Garnache commented on the recent surges in needle demand, with particular emphasis on the impact caused by the pandemic.

“In general, we are seeing that the manufacturers of safety needles and syringes experienced very high demand, particularly during the early stages of international vaccination efforts.  Combined with recent international shipping/logistics challenges, this has led to inventory shortfalls and higher prices.  In some cases, this has caused some practices to use conventional/non-safety devices when they would normally choose to use a safety device.

“It seems that the industry did not have sufficient stock or capacity of the appropriate safety devices (i.e. syringes with small volumes and low dead space features, safety needles with appropriate gauge and length and low dead space performance) to support a global immunization campaign.  While some progress in product design and production capacity has taken place, additional gap assessment and correction may be needed.” 

Advanced Medical Innovations specifically focuses in sharps safety products, such as MedMate, which continue to set standards for excellence in safe sharps management and injury prevention.

Mike Hoftman, President of Advanced Medical Innovation (AMI), commented that “due to the increase of very sick individuals with COVID over the last two years in hospitals, there was an increase of administering medication from vials into puncture ports for IV administration, which resulted in a high need for our newly patented product, MedMate.

“The MedMate provides a safe means to withdraw medication from a vial and inject it into a rubber port (IV line), without the need to use a standard hypodermic syringe and needle.

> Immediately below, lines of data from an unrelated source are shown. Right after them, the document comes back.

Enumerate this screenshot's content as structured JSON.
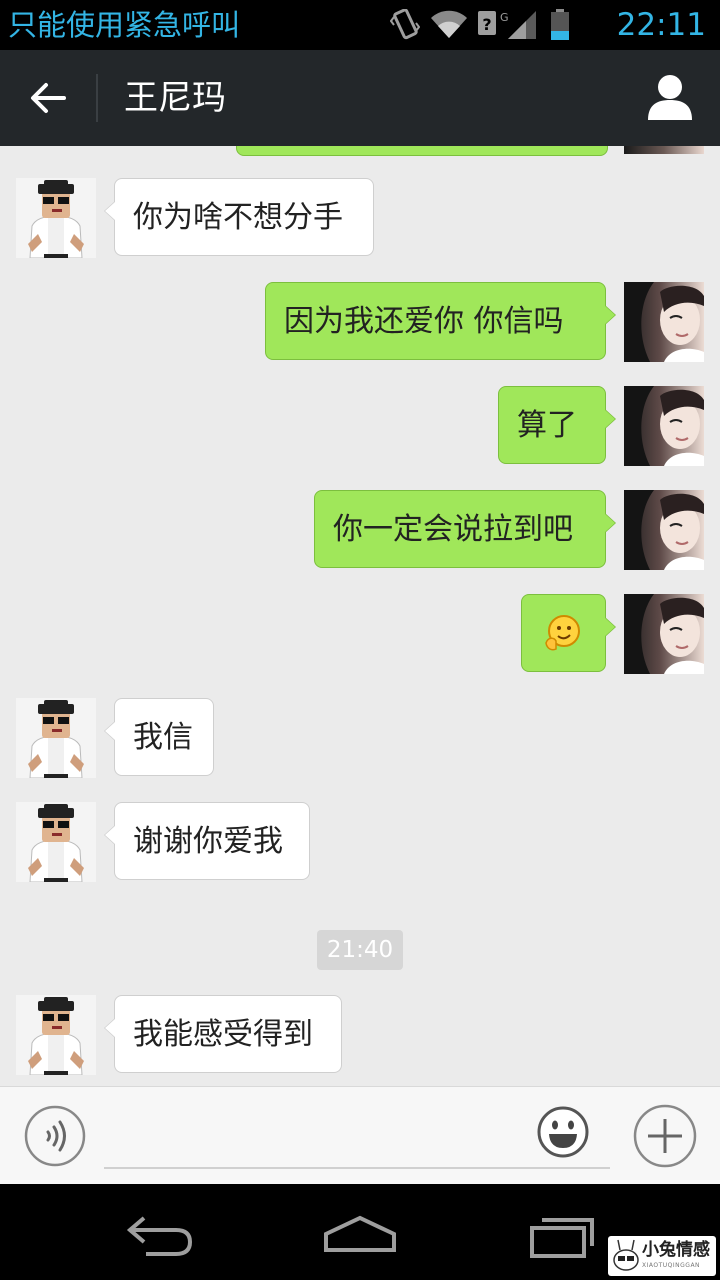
{
  "status_bar": {
    "carrier_text": "只能使用紧急呼叫",
    "time": "22:11",
    "icons": [
      "vibrate-icon",
      "wifi-icon",
      "signal-icon",
      "battery-icon"
    ]
  },
  "header": {
    "title": "王尼玛",
    "back_icon": "back-arrow-icon",
    "profile_icon": "profile-icon"
  },
  "messages": [
    {
      "side": "in",
      "text": "你为啥不想分手"
    },
    {
      "side": "out",
      "text": "因为我还爱你  你信吗"
    },
    {
      "side": "out",
      "text": "算了"
    },
    {
      "side": "out",
      "text": "你一定会说拉到吧"
    },
    {
      "side": "out",
      "emoji": "thinking-face-emoji"
    },
    {
      "side": "in",
      "text": "我信"
    },
    {
      "side": "in",
      "text": "谢谢你爱我"
    },
    {
      "timestamp": "21:40"
    },
    {
      "side": "in",
      "text": "我能感受得到"
    }
  ],
  "input_bar": {
    "text_value": "",
    "icons": [
      "voice-icon",
      "emoji-icon",
      "plus-icon"
    ]
  },
  "nav_bar": {
    "icons": [
      "nav-back-icon",
      "nav-home-icon",
      "nav-recent-apps-icon"
    ]
  },
  "watermark": {
    "title": "小兔情感",
    "subtitle": "XIAOTUQINGGAN"
  },
  "colors": {
    "status_text": "#33b5e5",
    "header_bg": "#23272a",
    "chat_bg": "#ebebeb",
    "outgoing_bubble": "#a0e75a",
    "incoming_bubble": "#ffffff"
  }
}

In addition, it provides facilities with a cost saving opportunity, for, as opposed to using safety needles that need to be discarded after every injection, only one MedMate is required to complete a procedure.The MedMate is used for the complete procedure as many times as it is necessary.”

Hoftman continued, “this is the main issue: if a practitioner gets pricked with a sharps in healthcare facilities and the sharps is contaminated with the patient’s blood borne pathogen, there is a chance that the practitioner will get infected if the patient is infected. Therefore, it is critical for practitioners to use state of the art products and practice safety first.”

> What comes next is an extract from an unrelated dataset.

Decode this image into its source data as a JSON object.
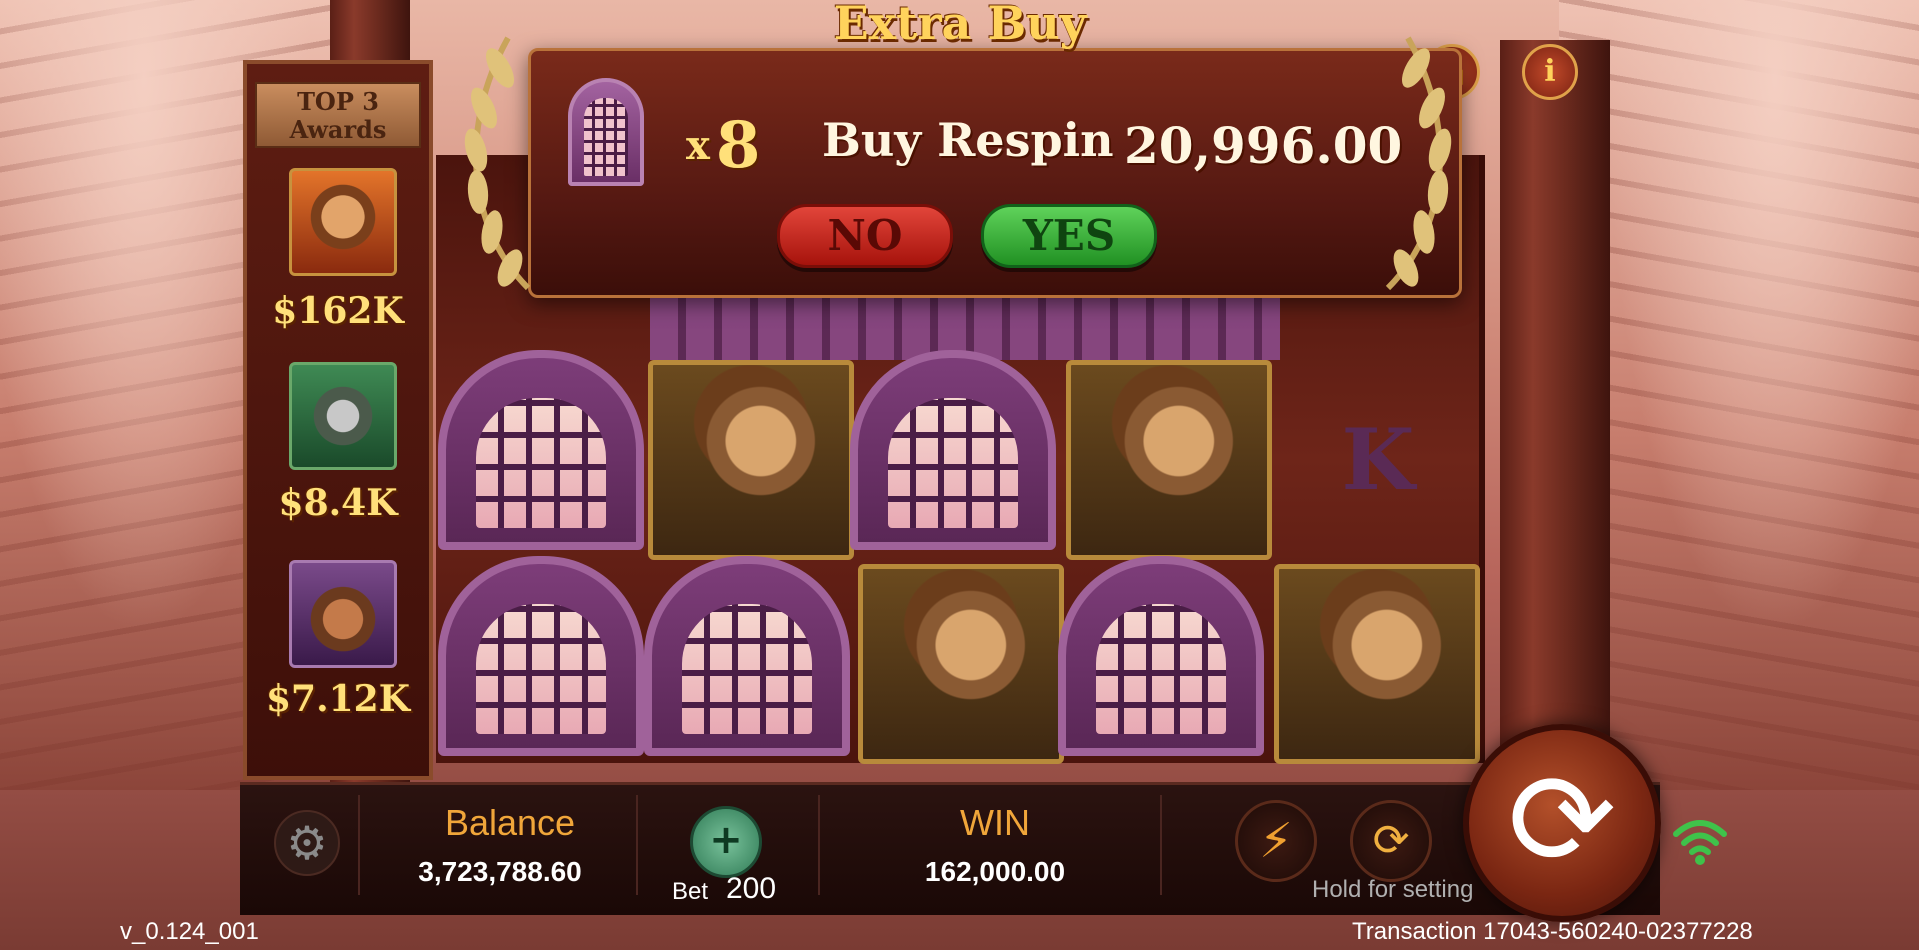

AMI sharps safety products also include the Sharps Safety Station and Ultimate sharps Safety Station series of Needle Counter boxes, which include many safety features such as: Scalpel Blade remover single handed, Hypo syringe recapper exchanger with one hand, and parking places for the scalpel and syringe safely inside the boxes.

Keeping our focus sharp

According to the CDC, 36% of blood and body fluid (BBF) exposures occur in Inpatient units, and 29% in the Operating room; the percentage of personnel exposed to BBFs are nurses (42%) and physicians (30%).

Furthermore, 30% of estimated needlesticks and other sharps related injuries occur in the OR.4

Those working in our hospitals and healthcare facilities can never be careful enough, especially when it comes to the safe and effective management of sharps and needle sticks.

Sharp objects should always be removed from use when deemed necessary, and perioperative personnel must use sharps with the required safety-engineered devices, in addition to utilizing safety scalpels, syringes, and needles.

Moreover, personnel must carefully abide by and execute work practice controls when using sharps, including neutral zones, no touch technology, and the safe containment and disposal of all items.

We must keep our focus sharp, for the best safety practices are always in our hands.

1. Sharps Safety for Healthcare Settings. Accessed on June 10, 2022.
2. Stringer, B., Haines, T., Goldsmith, C. H., Blythe, J., Berguer, R., Andersen, J., & De Gara, C. J. (2009). Hands-free technique in the operating room: reduction in body fluid exposure and the value of a training video. Public health reports (Washington, D.C. : 1974), 124 Suppl 1(Suppl 1), 169–179.
3. Sharps Safety in the OR. Accessed on June 10,2022.
4. The National Surveillance System for Healthcare Workers (NaSH). Accessed on June 10, 2022.